By NUR HANANI AZMAN / Pic TMR
INTENSE competition among local telecommunications service providers (telcos) could see more players opting to consolidate their businesses to optimise cost and reduce rivalry in the industry.
AmInvestment Bank Bhd (AmInvest) analyst Alex Goh in a note yesterday stated that more merger and acquisition activities could materialise as the industry’s revenue trajectory remains stagnant.
He added that this is despite the Malaysian Communications and Multimedia Commission’s (MCMC) preference to maintain competitive pressures to reduce broadband prices.
“Notwithstanding efforts to reduce capital expenditure deployment by the regulator and among operators, we still expect declining data yields amid intense competition among themselves, further exacerbated by U Mobile Sdn Bhd, Unifi Mobile and mobile virtual network operators, to drive operators to seek consolidation for greater cost optimisation, economies of scale and reducing rivalry,” Goh said.
The research house maintained an ‘Overweight’ call on the telecommunications sector with a ‘Buy’ call on Telekom Malaysia Bhd (TM) and Axiata Group Bhd.
Goh stated that TM has shown significant cost improvements together with more compelling dividend yields, while Axiata offers bargain enterprise value/Ebitda valuations with multiple opportunities for monetisation as the group aims for higher dividend payout policies.
The companies also scored three to four stars on environmental, social and corporate governance rubrics, making their valuations even more compelling.
AmInvest maintained a ‘Hold’ call on Maxis Bhd and DiGi.com Bhd amid expectations the companies’ revenue and margin growth prospects will be constrained by intense competition in the sector.
Last month, the country’s three largest telcos, namely Celcom, Digi and Maxis, agreed to jointly develop and share fibre infrastructure which will facilitate faster and more efficient backhaul deployment to their base stations, as well as to avoid duplication.
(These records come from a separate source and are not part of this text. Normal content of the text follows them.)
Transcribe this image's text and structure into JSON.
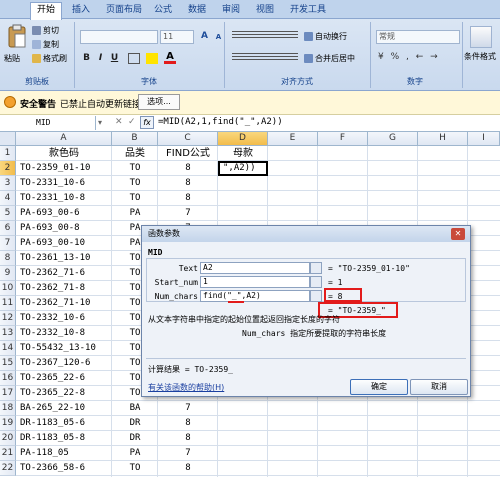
{
  "ribbon": {
    "tabs": [
      "开始",
      "插入",
      "页面布局",
      "公式",
      "数据",
      "审阅",
      "视图",
      "开发工具"
    ],
    "clipboard": {
      "paste": "粘贴",
      "cut": "剪切",
      "copy": "复制",
      "format_painter": "格式刷",
      "group": "剪贴板"
    },
    "font": {
      "size": "11",
      "group": "字体",
      "bold": "B",
      "italic": "I",
      "underline": "U"
    },
    "align": {
      "wrap": "自动换行",
      "merge": "合并后居中",
      "group": "对齐方式"
    },
    "number": {
      "format": "常规",
      "group": "数字"
    },
    "styles": {
      "cond": "条件格式"
    }
  },
  "security": {
    "title": "安全警告",
    "message": "已禁止自动更新链接",
    "options": "选项..."
  },
  "formula_bar": {
    "name_box": "MID",
    "formula": "=MID(A2,1,find(\"_\",A2))",
    "cancel": "✕",
    "enter": "✓",
    "fx": "fx"
  },
  "columns": [
    "A",
    "B",
    "C",
    "D",
    "E",
    "F",
    "G",
    "H",
    "I"
  ],
  "rows": [
    {
      "n": "1",
      "a": "款色码",
      "b": "品类",
      "c": "FIND公式",
      "d": "母款"
    },
    {
      "n": "2",
      "a": "TO-2359_01-10",
      "b": "TO",
      "c": "8",
      "d": "\",A2))"
    },
    {
      "n": "3",
      "a": "TO-2331_10-6",
      "b": "TO",
      "c": "8",
      "d": ""
    },
    {
      "n": "4",
      "a": "TO-2331_10-8",
      "b": "TO",
      "c": "8",
      "d": ""
    },
    {
      "n": "5",
      "a": "PA-693_00-6",
      "b": "PA",
      "c": "7",
      "d": ""
    },
    {
      "n": "6",
      "a": "PA-693_00-8",
      "b": "PA",
      "c": "7",
      "d": ""
    },
    {
      "n": "7",
      "a": "PA-693_00-10",
      "b": "PA",
      "c": "7",
      "d": ""
    },
    {
      "n": "8",
      "a": "TO-2361_13-10",
      "b": "TO",
      "c": "8",
      "d": ""
    },
    {
      "n": "9",
      "a": "TO-2362_71-6",
      "b": "TO",
      "c": "8",
      "d": ""
    },
    {
      "n": "10",
      "a": "TO-2362_71-8",
      "b": "TO",
      "c": "8",
      "d": ""
    },
    {
      "n": "11",
      "a": "TO-2362_71-10",
      "b": "TO",
      "c": "8",
      "d": ""
    },
    {
      "n": "12",
      "a": "TO-2332_10-6",
      "b": "TO",
      "c": "8",
      "d": ""
    },
    {
      "n": "13",
      "a": "TO-2332_10-8",
      "b": "TO",
      "c": "8",
      "d": ""
    },
    {
      "n": "14",
      "a": "TO-55432_13-10",
      "b": "TO",
      "c": "9",
      "d": ""
    },
    {
      "n": "15",
      "a": "TO-2367_120-6",
      "b": "TO",
      "c": "8",
      "d": ""
    },
    {
      "n": "16",
      "a": "TO-2365_22-6",
      "b": "TO",
      "c": "8",
      "d": ""
    },
    {
      "n": "17",
      "a": "TO-2365_22-8",
      "b": "TO",
      "c": "8",
      "d": ""
    },
    {
      "n": "18",
      "a": "BA-265_22-10",
      "b": "BA",
      "c": "7",
      "d": ""
    },
    {
      "n": "19",
      "a": "DR-1183_05-6",
      "b": "DR",
      "c": "8",
      "d": ""
    },
    {
      "n": "20",
      "a": "DR-1183_05-8",
      "b": "DR",
      "c": "8",
      "d": ""
    },
    {
      "n": "21",
      "a": "PA-118_05",
      "b": "PA",
      "c": "7",
      "d": ""
    },
    {
      "n": "22",
      "a": "TO-2366_58-6",
      "b": "TO",
      "c": "8",
      "d": ""
    }
  ],
  "dialog": {
    "title": "函数参数",
    "func_name": "MID",
    "args": [
      {
        "label": "Text",
        "value": "A2",
        "result": "= \"TO-2359_01-10\""
      },
      {
        "label": "Start_num",
        "value": "1",
        "result": "= 1"
      },
      {
        "label": "Num_chars",
        "value": "find(\"_\",A2)",
        "result": "= 8"
      }
    ],
    "overall_result": "= \"TO-2359_\"",
    "description": "从文本字符串中指定的起始位置起返回指定长度的字符",
    "arg_description": "Num_chars  指定所要提取的字符串长度",
    "calc_result": "计算结果 = TO-2359_",
    "help_link": "有关该函数的帮助(H)",
    "ok": "确定",
    "cancel": "取消"
  }
}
Goh said the collaboration could still mean a single-hop system by complementing fibre technology with microwaves, which allows faster deployment.
“Even so, fibre infrastructure upgrades will accommodate accelerating Internet traffic growth, especially in high-impact areas, extending 4G mobile backhaul to eventually support 5G new sites and fibre-to-home services.
“Over the longer term, the operators could potentially deploy fibre broadband service directly to consumers, bypassing TM’s high- speed broadband and sub-urban broadband networks,” he said. According to the MCMC, the National Digital Infrastructure Plan’s (Jendela) Phase 1 progress is currently on track to reach its national target to fiberise 7.5 million premises, achieve mobile broadband speed of 35 megabits per second (Mbps) and 4G coverage of 96.9% by the end of 2022.
The MCMC’s second quarterly report on the Jendela stated that 4G coverage rose 1.5 percentage points to 93.5%, while mobile broadband speeds slid slightly by 0.6% to 25.4Mbps in the first quarter of 2021 (1Q21).
Goh added that with 629,000 3G customers migrating to 4G and 20K carriers switched off in 1Q21, the MCMC has ceased the certification and importation of 3G and 4G equipment without voice over long-term evolution from Jan 1, 2021.
“The MCMC revealed state permits for tower deployment in Malaysia currently have a six-year median cost of RM42,000 per site with the most expensive in Johor at RM117,000, followed by Melaka (RM105,000) and Sarawak (RM65,000).
“As such, the MCMC plans to engage with the states to reduce permit costs, which are different across the states, and speed up 4G coverage expansion,” he said.
As 5G investments are expected to cost 25%-75% more than 4G infrastructure, Jendela aims to eliminate duplication of resources and allow operators to compete on service quality as opposed to facilities-based differentiation.